The entirety of her life with Curly has been infected by this hysterical want. It’s been an invariable condition of her being since she met him. It was occasioned by him. She acknowledges the preposterousness of the programmed conviction that one’s own child or children (but let’s take it one at a time) will be unlike other people’s children. Who are hell. She does not except sullen Ben and the Wisenheimer Lennie. They are the quintessence of other people’s children, sibling distillates of hell. She puts up with them for Curly’s sake, and for Henry’s. And she knows that no child of hers and Curly’s could ever display such incipient sociopathy as those two, for their child (Rowan or Robin) would be born of love, raised with love in a house where love’s levels were always kept topped up and there were books and Beethoven.

She had watched Curly fall in love with her before her very eyes. The immense flattery thrilled her. They met late one May morning in 1986 during the conference ‘Car – Slave or Master?’ at Birmingham University. Curly was standing in a drift of cherry blossom, head back, lost in his delight at rushing rolling clouds. Lavender Beard was hurrying across a shower-shined car park to a tower whose all-over glazing swallowed those clouds. She had just arrived in a cab from New Street Station. The driver hadn’t known his way around the park-like campus. He had spoken in an accent she couldn’t understand – and, she presumed, was unable to understand hers. He had certainly failed to appreciate that she had a very important paper to deliver, that she needed time to settle herself, fix her make-up, prepare her slides, dose herself with codeine, gargle.
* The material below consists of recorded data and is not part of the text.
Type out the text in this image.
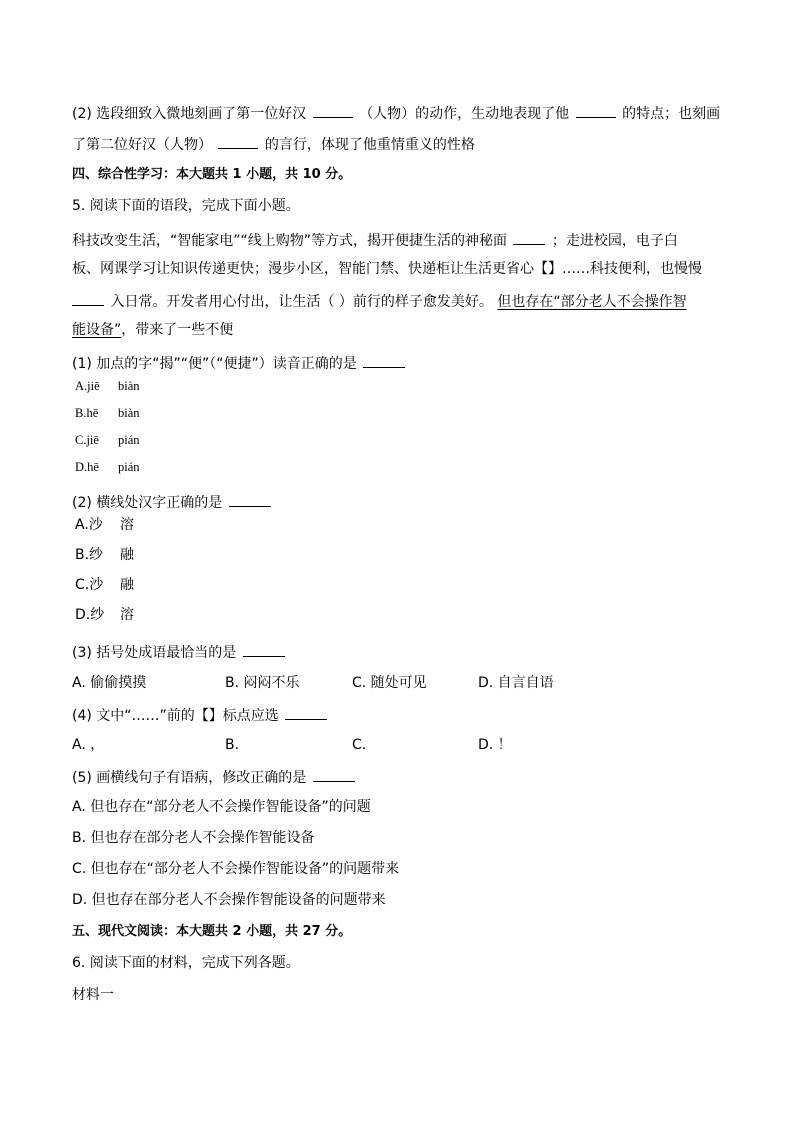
(2) 选段细致入微地刻画了第一位好汉	（人物）的动作，生动地表现了他	的特点；也刻画
了第二位好汉（人物）	的言行，体现了他重情重义的性格
四、综合性学习：本大题共 1 小题，共 10 分。
5. 阅读下面的语段，完成下面小题。
科技改变生活，“智能家电”“线上购物”等方式，揭开便捷生活的神秘面	；走进校园，电子白
板、网课学习让知识传递更快；漫步小区，智能门禁、快递柜让生活更省心【】……科技便利，也慢慢
入日常。开发者用心付出，让生活（ ）前行的样子愈发美好。 但也存在“部分老人不会操作智
能设备”，带来了一些不便
(1) 加点的字“揭”“便”（“便捷”）读音正确的是
A.jiē biàn
B.hē biàn
C.jiē pián
D.hē pián
(2) 横线处汉字正确的是
A.沙 溶
B.纱 融
C.沙 融
D.纱 溶
(3) 括号处成语最恰当的是
A. 偷偷摸摸	B. 闷闷不乐	C. 随处可见	D. 自言自语
(4) 文中“……”前的【】标点应选
A. ，	B.	C.	D. ！
(5) 画横线句子有语病，修改正确的是
A. 但也存在“部分老人不会操作智能设备”的问题
B. 但也存在部分老人不会操作智能设备
C. 但也存在“部分老人不会操作智能设备”的问题带来
D. 但也存在部分老人不会操作智能设备的问题带来
五、现代文阅读：本大题共 2 小题，共 27 分。
6. 阅读下面的材料，完成下列各题。
材料一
And pee: she had drunk two litres of water on the train trying unsuccessfully to overcome a hangover incurred by trying unsuccessfully to drink away the memory of Mike the Bike, the courier who had at 17.41 the previous evening delivered a copy of Ariel Quantrill’s
The Future of Futurology
which she was to review for the Institute’s cracking quarterly
Journal of Mores and Customs
and who at 18.52 began to prosecute a diligent if slobbering act of cunnilingus on her. He brought his head up only once, to apologise for the crackle of his walkie-talkie: ‘We’re not allowed to turn them off see.’ At 19.13, after less than three minutes’ coupling he achieved orgasm with a cry of: ‘Got the number of the nearest Domino’s Pizza love?’ She told him she was busy. He said he’d got another delivery to do anyway and, never mind, he’d pick up a pizza en route, a Marinara, probably, but maybe an American Hot, what did she think? She hated herself. She bathed then she showered. She drank a bottle of Jack Daniels.

When she woke at 05.36 she had wiped the previous evening – but only after about 20.30. She had no memory whatsoever of even having watched the TV movie
The Marlin Gambit
starring Ben Jess Tyte and Lincoln Teme, nor of the chat show O’Biggie & Co. Her recall of Mike the Bike was, however, horribly unimpaired. Oh God! She couldn’t forget that his real name was Les: ‘But I don’t want to be taken for a diesel – eh?’ She couldn’t forget the tattoo beneath his belly button:

HUNGRY? THIS WAY

She took inordinate comfort from her sure memory that she hadn’t fellated him.

‘That was tasty, that was a nice one love.’

His gauche farewell was still playing inside her viced head, still fuelling her ignominy when she first saw the man she would marry. Not that she knew it at that moment. But she did within the hour. And she thought she had given up men for ever.

It began to spit with rain again. She asked Curly the way to the Porter Hobbs Hall because there was no one else to ask. Lost in clouds, he turned dreamily to her: ‘It’s round the side of …’ He smiled – a sort of rapturous recognition. ‘Lavender Beard?’ he said.

‘Yesss?’ She wondered how this man whom she had never seen before could know who she was – the possibility of an earlier and more complete instance of alcoholic amnesia occurred to her. Oh God!